Zum Beispiel: Die reale Wachstumsrate der potentiellen relativen Bevölkerungsdichte pro Kopf und pro Quadratkilometer ist das grobe physikalische Maß, um relativen wirtschaftlichen Wert zu definieren. Die Zusammensetzung der daran beteiligten Elemente, die unter dieser Vorstellung zusammengefaßt sind, bildet die wesentliche, ziemlich revolutionäre Besonderheit des Prinzips der physischen Ökonomie, das ich in den fünfziger Jahren mit der von mir gesuchten Orientierungshilfe durch Bernhard Riemann gefunden habe.46

Die Verhältnisse, die in der Praxis diesem angeführten Leistungsstandard entsprechen, sind dynamisch im Sinne eines Riemannschen Dynamikbegriffs, der in Leibniz’ spezifisch anticartesischem Verständnis von Dynamik wurzelt. Der Entwurf eines praktisch verwendbaren Begriffs, welche Eigenschaften des menschlichen Individuums dieser Aufgabe gerecht werden, während keine Tierart dies kann, ist entscheidend für die Definition des funktionellen Begriffs einer erfolgreichen Gesellschaftsform.

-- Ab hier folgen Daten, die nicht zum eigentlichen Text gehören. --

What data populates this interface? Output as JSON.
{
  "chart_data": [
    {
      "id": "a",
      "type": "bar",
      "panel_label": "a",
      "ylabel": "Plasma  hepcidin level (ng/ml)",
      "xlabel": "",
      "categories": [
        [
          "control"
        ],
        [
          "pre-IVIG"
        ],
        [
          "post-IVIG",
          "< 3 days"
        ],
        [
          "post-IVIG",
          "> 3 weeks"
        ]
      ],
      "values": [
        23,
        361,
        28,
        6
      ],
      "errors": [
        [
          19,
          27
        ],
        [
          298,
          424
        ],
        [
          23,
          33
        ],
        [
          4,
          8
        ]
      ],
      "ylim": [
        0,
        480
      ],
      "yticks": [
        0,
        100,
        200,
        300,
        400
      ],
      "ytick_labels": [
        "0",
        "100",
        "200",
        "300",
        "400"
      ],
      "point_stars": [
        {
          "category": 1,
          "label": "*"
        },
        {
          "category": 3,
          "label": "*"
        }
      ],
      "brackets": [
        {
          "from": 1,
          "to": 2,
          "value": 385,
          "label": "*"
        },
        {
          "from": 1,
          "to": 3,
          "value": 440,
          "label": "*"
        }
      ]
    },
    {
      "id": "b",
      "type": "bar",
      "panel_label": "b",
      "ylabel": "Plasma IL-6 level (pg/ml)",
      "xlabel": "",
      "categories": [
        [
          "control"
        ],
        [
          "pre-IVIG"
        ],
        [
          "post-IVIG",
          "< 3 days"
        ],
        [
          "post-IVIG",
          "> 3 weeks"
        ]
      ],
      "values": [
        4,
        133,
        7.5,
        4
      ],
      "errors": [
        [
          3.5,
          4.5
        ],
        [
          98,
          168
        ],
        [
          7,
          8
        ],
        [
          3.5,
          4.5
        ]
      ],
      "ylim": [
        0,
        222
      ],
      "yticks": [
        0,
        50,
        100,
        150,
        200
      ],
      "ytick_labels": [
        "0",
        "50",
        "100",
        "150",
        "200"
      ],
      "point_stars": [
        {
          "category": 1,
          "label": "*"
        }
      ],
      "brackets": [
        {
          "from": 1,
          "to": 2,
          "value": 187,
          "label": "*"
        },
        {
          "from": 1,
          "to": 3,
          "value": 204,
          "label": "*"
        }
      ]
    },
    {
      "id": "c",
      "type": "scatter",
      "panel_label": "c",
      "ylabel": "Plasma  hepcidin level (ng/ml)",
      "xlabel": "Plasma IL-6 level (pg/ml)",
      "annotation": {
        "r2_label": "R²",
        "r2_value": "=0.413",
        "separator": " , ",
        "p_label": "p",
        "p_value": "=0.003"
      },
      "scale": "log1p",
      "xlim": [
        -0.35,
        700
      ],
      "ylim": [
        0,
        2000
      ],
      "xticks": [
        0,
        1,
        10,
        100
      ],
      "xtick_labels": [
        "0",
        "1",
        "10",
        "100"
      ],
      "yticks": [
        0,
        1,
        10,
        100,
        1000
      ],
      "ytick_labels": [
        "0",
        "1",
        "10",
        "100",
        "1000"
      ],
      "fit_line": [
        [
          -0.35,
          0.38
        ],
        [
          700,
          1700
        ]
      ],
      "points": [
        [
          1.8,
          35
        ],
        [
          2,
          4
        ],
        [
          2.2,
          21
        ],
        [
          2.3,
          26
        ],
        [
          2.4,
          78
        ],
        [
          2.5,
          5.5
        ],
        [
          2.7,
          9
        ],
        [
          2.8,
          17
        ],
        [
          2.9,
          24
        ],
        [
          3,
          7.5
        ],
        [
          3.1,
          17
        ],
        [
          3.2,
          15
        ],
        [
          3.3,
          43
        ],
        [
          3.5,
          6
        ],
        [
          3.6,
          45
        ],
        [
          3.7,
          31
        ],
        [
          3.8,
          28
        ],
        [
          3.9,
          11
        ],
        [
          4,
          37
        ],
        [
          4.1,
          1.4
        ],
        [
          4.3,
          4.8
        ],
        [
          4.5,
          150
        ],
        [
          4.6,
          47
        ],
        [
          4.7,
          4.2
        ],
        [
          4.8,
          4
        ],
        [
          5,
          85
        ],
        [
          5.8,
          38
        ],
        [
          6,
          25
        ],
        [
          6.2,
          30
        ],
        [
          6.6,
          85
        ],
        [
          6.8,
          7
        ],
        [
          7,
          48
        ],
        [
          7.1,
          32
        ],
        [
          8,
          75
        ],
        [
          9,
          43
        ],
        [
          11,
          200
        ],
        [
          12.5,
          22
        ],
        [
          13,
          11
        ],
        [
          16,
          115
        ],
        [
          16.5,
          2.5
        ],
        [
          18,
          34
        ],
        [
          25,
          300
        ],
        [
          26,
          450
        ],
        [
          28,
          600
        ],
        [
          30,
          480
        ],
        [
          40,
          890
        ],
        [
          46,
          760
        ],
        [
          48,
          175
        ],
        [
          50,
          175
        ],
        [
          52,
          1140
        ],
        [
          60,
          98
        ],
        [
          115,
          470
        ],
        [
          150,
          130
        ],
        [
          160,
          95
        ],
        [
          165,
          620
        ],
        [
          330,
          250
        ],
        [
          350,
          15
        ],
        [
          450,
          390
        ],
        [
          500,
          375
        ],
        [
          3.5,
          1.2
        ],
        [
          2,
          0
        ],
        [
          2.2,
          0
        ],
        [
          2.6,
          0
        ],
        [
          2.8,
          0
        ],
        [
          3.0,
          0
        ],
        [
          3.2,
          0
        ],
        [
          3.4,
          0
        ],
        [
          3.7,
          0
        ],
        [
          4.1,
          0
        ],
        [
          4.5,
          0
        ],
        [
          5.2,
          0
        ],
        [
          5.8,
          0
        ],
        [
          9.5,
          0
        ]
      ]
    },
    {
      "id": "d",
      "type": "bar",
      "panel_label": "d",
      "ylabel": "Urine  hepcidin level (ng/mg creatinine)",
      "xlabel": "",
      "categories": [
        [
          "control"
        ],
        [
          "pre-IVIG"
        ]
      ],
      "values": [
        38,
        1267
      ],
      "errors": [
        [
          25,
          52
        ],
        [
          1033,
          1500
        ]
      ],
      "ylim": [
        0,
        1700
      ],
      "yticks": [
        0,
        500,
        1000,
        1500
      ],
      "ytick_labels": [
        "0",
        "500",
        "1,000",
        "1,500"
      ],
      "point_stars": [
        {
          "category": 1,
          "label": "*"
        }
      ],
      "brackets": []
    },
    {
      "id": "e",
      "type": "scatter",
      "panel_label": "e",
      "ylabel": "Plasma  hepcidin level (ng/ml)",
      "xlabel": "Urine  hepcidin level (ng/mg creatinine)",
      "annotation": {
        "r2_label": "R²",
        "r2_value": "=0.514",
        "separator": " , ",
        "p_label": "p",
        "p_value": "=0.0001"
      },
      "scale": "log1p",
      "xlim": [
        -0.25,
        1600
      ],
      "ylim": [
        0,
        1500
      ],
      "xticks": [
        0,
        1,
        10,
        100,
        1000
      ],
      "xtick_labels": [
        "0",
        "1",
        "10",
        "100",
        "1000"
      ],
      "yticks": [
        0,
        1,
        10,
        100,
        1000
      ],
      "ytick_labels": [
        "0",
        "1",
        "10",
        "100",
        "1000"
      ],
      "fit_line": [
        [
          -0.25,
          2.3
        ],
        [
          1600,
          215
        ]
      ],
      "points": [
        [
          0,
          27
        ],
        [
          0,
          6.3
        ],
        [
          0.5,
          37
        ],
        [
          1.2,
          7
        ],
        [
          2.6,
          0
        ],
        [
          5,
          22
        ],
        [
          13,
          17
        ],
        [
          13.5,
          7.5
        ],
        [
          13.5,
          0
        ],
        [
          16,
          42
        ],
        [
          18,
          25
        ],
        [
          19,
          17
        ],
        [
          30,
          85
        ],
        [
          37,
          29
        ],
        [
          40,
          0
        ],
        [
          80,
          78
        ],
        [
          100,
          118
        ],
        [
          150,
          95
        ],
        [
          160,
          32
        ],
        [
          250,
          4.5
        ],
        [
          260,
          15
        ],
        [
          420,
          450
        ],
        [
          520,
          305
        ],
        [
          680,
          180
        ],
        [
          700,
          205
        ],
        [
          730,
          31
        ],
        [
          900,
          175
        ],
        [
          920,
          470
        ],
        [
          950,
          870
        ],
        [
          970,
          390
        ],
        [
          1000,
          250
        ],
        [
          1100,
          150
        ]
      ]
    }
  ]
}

Um irgendeine Gesellschaft als physische Volkswirtschaft praktisch zu untersuchen, muß man alles zusammenbringen, was dazu beiträgt, daß diese grob definierten Parameter an Anforderungen erfüllt werden. Bei der kompetenten Anwendung in der täglichen Realität müssen wir uns stets auf Konzepte stützen, die halbwegs vernünftige Annäherungen an diese allgemeine Vorstellung sind: einer Zunahme der potentiellen relativen Bevölkerungsdichte pro Kopf und pro Quadratkilometer der Erdoberfläche oder eines entsprechend großen Teils davon, etwa eines Staatsgebiets.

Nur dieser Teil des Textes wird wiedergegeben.